In a 4,000-person village known for epic windsurfing vacations, Atelier Branco builds a striking courtyard home.
The village of São Miguel do Gostoso has always been remote. Cut off by the caatinga, a huge swath of semiarid land stretching into the Atlantic Ocean at Brazil’s easternmost point, the coastal town was accessible only by horseback as recently as the 1960s. Architect Pep Pons got there in 2011, while taking what he thought would be a sabbatical from his job in Zurich.
Although the caatinga has a long history of isolation, poverty, and exploitation, Pons found the 4,000-person fishing village in the midst of a renaissance, transforming itself into a thriving resort town. Where the caatinga meets the ocean, it turns out, consistently hot equatorial temperatures and southeasterly trade winds are the stuff of epic wind-surfing vacations.
While Pons was enjoying his respite, he was perhaps unwittingly drumming up business. One acquaintance asked him to sketch a house; a fellow visitor from Switzerland wondered whether Pons would conceive a courtyard residence from scratch. He apprised Matteo Arnone, his best friend from Accademia di Architettura Mendrisio, of the opportunities that had found him. The news prompted Arnone to want to experience the energy for himself, and the same day that Arnone stepped off the plane, Pons’s Swiss prospect greenlit the commission. The buddies established Atelier Branco Arquitetura to get it done.

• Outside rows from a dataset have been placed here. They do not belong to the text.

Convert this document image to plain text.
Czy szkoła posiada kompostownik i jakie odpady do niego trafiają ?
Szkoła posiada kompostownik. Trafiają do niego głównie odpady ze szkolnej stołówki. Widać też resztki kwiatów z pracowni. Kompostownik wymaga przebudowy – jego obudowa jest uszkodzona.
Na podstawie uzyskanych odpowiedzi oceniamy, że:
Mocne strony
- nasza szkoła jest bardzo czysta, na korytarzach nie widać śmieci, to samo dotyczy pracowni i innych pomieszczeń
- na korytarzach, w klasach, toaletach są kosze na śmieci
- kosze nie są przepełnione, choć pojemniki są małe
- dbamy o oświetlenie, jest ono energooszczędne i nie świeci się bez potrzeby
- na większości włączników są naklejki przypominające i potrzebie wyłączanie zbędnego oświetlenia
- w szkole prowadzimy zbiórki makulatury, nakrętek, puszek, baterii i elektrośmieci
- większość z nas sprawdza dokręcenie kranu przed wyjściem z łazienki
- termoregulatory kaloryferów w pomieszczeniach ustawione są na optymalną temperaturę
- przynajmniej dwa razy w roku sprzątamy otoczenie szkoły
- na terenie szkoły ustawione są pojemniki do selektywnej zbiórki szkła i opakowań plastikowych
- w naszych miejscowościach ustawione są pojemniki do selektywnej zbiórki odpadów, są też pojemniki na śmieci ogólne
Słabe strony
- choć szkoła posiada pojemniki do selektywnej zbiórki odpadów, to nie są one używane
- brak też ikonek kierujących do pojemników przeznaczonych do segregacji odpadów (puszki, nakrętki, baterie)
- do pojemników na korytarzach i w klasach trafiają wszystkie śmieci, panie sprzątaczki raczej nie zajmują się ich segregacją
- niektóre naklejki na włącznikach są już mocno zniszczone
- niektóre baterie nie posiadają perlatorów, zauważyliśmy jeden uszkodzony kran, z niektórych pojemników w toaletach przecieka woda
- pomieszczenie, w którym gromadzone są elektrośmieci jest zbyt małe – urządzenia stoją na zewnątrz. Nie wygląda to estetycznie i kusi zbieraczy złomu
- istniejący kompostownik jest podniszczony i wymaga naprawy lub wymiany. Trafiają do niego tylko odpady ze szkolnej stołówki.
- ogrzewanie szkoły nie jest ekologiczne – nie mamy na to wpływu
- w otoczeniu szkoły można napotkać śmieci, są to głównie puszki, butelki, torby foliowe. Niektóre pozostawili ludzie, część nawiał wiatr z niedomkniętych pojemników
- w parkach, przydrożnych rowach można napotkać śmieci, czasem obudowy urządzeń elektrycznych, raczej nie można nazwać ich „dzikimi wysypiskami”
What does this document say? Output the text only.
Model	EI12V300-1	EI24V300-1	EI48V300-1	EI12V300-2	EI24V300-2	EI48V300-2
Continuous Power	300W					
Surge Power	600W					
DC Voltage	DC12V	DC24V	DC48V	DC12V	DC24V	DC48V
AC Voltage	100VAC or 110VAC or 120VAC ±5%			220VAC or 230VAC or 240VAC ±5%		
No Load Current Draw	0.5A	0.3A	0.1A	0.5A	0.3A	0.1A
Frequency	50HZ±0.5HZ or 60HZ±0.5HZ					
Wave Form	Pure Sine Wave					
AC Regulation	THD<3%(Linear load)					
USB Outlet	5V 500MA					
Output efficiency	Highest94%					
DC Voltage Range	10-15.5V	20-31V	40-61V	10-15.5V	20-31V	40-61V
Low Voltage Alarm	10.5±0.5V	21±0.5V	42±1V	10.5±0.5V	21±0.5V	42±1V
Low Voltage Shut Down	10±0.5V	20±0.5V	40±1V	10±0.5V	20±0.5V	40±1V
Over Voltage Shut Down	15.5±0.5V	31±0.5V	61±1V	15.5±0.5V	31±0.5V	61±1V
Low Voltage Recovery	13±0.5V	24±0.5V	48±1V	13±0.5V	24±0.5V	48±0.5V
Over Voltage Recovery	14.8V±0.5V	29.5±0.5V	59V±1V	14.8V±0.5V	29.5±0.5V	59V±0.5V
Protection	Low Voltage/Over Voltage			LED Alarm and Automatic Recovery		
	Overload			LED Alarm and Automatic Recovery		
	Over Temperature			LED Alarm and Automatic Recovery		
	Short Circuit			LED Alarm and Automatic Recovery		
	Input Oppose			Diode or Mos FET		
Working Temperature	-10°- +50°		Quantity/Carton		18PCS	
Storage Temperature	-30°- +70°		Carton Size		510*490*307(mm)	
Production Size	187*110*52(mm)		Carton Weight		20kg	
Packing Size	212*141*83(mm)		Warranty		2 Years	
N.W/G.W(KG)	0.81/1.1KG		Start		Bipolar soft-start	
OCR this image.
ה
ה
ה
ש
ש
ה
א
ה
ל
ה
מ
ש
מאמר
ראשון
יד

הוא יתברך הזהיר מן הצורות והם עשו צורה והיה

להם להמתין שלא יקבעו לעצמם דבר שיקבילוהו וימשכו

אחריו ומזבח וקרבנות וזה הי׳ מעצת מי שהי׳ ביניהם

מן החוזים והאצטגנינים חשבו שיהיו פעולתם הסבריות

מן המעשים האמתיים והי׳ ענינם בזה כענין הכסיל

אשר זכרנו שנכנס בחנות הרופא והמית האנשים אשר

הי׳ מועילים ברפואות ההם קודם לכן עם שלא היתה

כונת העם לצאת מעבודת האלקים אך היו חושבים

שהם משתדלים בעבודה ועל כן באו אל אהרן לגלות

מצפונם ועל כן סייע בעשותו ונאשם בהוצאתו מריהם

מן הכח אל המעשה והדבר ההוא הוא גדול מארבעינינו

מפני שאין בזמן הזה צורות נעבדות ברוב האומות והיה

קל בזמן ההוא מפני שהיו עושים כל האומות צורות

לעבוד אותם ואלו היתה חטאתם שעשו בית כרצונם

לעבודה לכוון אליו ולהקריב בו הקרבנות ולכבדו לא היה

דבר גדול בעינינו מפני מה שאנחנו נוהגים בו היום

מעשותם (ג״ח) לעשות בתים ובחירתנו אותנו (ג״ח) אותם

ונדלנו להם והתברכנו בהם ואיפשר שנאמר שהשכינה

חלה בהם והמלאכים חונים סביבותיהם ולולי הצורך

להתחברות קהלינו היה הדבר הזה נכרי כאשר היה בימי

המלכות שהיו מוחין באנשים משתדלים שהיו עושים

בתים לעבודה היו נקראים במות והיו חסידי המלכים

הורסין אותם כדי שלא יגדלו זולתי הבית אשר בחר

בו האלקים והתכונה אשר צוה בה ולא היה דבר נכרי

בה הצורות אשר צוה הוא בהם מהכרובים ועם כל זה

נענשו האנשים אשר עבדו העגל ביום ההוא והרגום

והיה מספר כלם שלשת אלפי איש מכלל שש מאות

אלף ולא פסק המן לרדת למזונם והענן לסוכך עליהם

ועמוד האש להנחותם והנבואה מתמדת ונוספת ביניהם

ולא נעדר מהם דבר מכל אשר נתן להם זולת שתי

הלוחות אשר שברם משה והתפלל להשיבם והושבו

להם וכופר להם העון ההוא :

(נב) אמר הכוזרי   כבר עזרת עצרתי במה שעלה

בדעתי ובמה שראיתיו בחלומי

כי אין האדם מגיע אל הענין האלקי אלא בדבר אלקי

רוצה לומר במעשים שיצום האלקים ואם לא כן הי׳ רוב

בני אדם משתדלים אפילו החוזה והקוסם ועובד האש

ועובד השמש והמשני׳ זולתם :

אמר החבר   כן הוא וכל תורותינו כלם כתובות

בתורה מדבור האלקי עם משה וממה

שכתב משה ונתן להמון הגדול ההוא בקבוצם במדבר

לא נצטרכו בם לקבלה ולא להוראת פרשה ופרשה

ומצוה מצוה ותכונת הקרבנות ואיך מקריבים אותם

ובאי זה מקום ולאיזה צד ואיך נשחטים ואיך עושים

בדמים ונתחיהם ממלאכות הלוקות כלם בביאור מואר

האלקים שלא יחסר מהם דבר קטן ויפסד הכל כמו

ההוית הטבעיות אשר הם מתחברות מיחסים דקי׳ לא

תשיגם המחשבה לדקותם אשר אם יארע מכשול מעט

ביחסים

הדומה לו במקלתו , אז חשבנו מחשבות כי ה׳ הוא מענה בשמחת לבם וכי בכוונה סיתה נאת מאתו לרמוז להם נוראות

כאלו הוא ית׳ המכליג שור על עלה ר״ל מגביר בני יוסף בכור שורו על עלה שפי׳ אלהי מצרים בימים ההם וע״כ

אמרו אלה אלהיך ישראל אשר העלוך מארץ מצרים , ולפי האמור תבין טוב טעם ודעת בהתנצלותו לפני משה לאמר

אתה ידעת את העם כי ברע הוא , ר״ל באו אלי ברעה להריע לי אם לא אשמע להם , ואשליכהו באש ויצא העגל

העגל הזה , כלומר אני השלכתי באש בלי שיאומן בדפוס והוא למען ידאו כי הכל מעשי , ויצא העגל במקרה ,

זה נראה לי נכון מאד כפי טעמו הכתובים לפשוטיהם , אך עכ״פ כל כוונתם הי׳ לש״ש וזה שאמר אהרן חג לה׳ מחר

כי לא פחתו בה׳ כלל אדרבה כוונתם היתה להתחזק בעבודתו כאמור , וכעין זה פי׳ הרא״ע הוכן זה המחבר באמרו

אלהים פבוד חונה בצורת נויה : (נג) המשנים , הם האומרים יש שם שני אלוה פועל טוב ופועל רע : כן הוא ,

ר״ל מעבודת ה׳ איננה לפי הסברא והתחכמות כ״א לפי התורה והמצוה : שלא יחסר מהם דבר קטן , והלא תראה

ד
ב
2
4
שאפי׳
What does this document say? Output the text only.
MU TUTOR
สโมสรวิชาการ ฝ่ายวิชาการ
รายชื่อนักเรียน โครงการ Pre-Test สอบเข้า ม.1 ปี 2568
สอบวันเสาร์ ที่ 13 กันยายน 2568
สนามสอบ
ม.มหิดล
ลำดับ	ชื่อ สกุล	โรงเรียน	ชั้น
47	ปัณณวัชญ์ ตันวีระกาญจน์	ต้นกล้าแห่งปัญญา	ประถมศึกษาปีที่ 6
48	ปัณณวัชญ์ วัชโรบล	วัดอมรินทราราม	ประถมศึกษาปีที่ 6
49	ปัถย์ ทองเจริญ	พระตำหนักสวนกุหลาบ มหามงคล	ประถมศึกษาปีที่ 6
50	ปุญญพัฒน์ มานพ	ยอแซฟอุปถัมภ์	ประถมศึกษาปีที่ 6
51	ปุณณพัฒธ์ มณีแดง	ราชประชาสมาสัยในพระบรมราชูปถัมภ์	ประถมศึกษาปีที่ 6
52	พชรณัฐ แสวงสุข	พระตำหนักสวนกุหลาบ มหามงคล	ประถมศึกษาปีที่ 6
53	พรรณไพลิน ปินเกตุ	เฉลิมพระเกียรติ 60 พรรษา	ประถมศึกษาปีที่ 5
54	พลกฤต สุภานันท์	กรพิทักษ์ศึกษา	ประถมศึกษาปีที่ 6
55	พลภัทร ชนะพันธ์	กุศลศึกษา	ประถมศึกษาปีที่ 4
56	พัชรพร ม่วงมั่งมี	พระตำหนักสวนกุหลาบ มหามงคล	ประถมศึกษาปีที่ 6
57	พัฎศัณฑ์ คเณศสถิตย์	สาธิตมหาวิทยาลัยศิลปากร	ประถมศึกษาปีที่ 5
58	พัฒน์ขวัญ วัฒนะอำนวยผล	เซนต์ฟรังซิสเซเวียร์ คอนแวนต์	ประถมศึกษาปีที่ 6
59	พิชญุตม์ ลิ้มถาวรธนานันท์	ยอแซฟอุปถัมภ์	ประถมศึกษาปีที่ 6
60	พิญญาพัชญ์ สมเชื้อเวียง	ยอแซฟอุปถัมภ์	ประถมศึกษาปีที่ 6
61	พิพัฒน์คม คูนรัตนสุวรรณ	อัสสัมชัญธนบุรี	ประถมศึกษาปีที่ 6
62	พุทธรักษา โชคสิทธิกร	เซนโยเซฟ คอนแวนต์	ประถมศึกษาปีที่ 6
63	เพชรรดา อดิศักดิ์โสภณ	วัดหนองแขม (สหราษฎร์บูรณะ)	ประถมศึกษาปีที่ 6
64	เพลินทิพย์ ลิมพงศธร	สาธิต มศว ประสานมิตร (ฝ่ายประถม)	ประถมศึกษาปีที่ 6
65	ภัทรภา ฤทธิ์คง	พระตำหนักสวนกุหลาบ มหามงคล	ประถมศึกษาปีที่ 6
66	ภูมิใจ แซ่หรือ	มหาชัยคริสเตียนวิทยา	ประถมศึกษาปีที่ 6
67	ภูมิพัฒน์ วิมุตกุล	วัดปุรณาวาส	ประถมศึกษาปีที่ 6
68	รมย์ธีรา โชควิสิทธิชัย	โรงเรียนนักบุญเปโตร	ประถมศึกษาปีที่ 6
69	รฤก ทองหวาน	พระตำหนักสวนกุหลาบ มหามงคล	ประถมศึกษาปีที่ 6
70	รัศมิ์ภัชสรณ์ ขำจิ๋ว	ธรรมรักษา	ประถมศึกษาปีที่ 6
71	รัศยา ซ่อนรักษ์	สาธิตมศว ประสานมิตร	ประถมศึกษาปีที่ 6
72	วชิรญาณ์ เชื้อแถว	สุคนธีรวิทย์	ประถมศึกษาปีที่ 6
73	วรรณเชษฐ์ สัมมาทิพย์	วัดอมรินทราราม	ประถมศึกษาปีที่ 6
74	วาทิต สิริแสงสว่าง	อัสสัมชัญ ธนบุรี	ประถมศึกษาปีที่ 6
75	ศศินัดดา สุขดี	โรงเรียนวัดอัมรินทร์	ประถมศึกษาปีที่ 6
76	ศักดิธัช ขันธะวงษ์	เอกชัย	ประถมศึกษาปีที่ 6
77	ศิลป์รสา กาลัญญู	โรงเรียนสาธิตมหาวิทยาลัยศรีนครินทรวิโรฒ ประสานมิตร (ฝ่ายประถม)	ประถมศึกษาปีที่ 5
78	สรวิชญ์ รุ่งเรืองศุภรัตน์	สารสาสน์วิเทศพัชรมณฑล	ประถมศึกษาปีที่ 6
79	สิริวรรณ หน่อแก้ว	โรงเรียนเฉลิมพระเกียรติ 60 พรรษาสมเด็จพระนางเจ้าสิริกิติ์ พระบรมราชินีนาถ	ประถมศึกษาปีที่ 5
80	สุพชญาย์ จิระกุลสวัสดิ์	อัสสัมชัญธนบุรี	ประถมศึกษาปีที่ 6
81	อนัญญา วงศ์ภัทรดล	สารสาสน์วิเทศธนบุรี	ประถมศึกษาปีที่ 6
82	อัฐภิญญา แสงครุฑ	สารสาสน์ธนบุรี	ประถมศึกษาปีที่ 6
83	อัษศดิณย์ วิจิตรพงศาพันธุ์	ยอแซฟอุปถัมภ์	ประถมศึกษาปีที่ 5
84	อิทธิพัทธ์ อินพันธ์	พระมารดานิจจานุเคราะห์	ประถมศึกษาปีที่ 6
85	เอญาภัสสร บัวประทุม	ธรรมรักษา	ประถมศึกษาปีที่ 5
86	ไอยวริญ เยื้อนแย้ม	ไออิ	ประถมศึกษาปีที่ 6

Though they had based themselves some 1,800 miles away in São Paulo, the newly minted partners maintained strong ties to São Miguel do Gostoso, working on the courtyard residence and developing their own 12-unit condominium. "We could spend a week or even just a weekend there, but we also could stay for more than four weeks," Pons recalls of going back and forth. "We needed a place to be and work."